In Escamillo James Morris has at last found a part suitable for his voice and personality. As Giorgio in "I puritani he seemed uncompassionate and insensitive. While his Don Giovanni is hardly less misguided and inappropriate. As Escamillo he was now cool and cocksure; now he nonchalantly strutted about. He seemed to the manner born.

Leona Mitchell sang a really big impressive high B in her Act III aria. And she also deployed her chest voice from time to time. Hers is a more mature-sounding and therefore less appropriate Micaela than one sometimes encounters. Sung that way her character contrasts less with that of Carmen. But there is nothing wrong with the voice as such. Mario Bertolini was a Zuniga with a slight case of the wobbles.

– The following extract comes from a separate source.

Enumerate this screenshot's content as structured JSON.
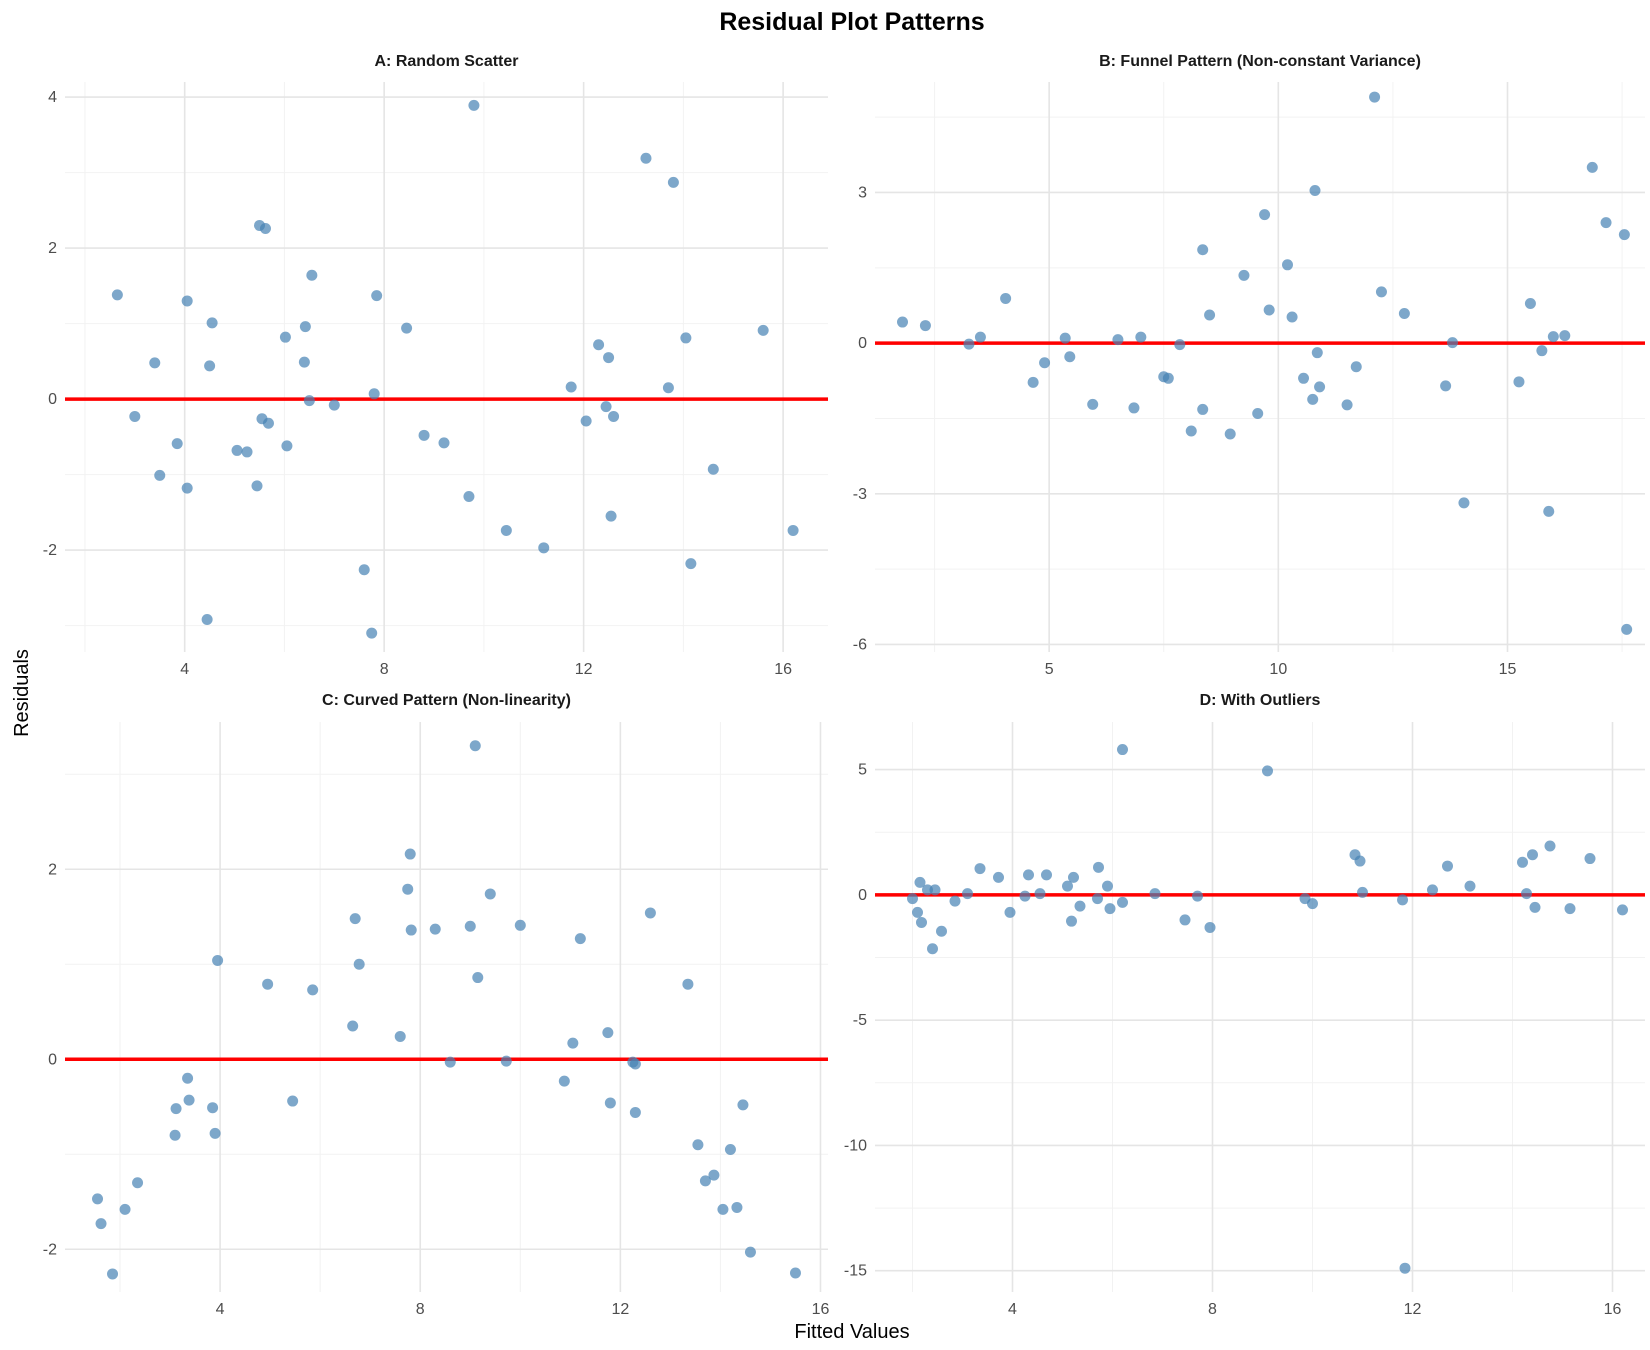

Giuseppe Patane, like his father before him, is one of the best opera conductors. He obtrudes his personality less than some but has more fire and personalty than most. He led a taut performance - maybe at times a little too taut. For my taste some of the tempi were a metronome notch or notch and a half too fast. As always with him the instrumental introductions were brilliant. Given the dearth of good opera conductors and the less-than-satisfactory rehearsal conditions at the Met we are lucky to have him.

For the first time in my life I got the giggles at the opera. It was the second act set that did it. Festooned with pretty little colored lights - the first thing that popped into my head was "It's getting to be that time of year" - it was like childhood dream of a universe of Christmas trees. I suppose someone somehow seriously meant for us to take it for the tavern of Lillas Pasta. That I was not alone in the giggles maybe saved me from utterly disgracing myself.